Trump held an in-person rally in Oshkosh Monday afternoon. Pence will be parachuting into Janesville on Wednesday from an alternate universe in which social distancing is for sissies and America is doing great. He plans to give a speech bragging about the Trump administration’s nonexistent economic revival, especially in manufacturing.
Democrats put out an ad attacking Trump for his irresponsible rally on Monday, and pointing out that Trump’s Tulsa rally led to a spike in COVID cases.
Clearly, from a public health perspective, the Dems are right.
But will the convention give them a bump? The first night was long on tales of death and illness from COVID-19, interspersed with moody musical interludes. It was not exactly an inspiring start.

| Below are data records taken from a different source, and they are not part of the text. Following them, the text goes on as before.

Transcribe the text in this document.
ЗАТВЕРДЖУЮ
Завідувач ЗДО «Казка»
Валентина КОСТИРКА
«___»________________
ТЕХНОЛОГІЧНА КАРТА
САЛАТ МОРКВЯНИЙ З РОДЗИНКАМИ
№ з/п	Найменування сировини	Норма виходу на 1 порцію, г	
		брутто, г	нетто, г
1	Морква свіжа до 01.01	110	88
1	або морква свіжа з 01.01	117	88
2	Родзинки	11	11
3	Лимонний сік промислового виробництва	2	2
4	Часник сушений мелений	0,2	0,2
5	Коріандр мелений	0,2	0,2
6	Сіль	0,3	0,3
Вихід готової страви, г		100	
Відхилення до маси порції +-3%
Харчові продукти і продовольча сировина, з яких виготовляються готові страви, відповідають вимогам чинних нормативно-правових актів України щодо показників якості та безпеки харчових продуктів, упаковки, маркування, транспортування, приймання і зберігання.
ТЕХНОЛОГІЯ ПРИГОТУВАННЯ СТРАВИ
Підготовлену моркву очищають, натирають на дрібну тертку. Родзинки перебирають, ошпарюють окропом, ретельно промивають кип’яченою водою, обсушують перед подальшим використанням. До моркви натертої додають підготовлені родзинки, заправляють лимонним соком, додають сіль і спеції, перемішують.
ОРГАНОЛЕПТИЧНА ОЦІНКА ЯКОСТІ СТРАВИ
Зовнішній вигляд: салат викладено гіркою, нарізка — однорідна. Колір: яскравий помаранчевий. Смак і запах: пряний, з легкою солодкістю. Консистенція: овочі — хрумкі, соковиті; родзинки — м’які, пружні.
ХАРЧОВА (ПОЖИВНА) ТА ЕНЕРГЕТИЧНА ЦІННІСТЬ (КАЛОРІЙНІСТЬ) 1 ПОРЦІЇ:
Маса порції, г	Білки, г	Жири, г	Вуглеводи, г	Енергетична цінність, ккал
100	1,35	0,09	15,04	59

The overproduced, plastic quality was familiar from conventions of the past, but it was exacerbated by the lack of a live crowd with real, human energy, not to mention feisty speeches and live bands. My kids rolled their eyes at the predictability of the dull, recorded speeches. But when an appearance by the bereaved relatives of George Floyd was followed by a smooth jazz music video, they recoiled. Sometimes phoniness is downright offensive. It’s too soon to turn horror into a brand. The same goes for all those photo montages of people who have died of COVID-19 and their sad relatives. It was like something out of the Hunger Games, the whole soft-focus, mediated presentation clashing with the in-your-face reality of death. Anger would be a more appropriate (and energetic) political response than the packaged nostalgia of some of those segments. It made me worry that the whole spectacle could leave people feeling too overwhelmed and depressed to get out and vote.
Michelle Obama wrapped things up with a deeply relatable (but downbeat) speech. “It’s a hard time, and everyone’s feeling it in different ways,” she began. “And I know a lot of folks are reluctant to tune into a political convention right now or to politics in general.” She went on to describe the total disaster of the Trump administration, especially the lack of empathy Trump has normalized, making a mockery of the values parents try to teach their children. “They’re looking around wondering if we’ve been lying to them this whole time about who we are and what we truly value,” Obama said.
Summing up what is wrong not just politically, but morally, with the tone the Trump administration has set for the nation, Obama described children watching “people shouting in grocery stores, unwilling to wear a mask to keep us all safe. They see people calling the police on folks minding their own business just because of the color of their skin. They see an entitlement that says only certain people belong here, that greed is good, and winning is everything because as long as you come out on top, it doesn’t matter what happens to everyone else.”
It was better than the earlier part of Monday’s DNC program. But it wasn’t exactly a pep rally.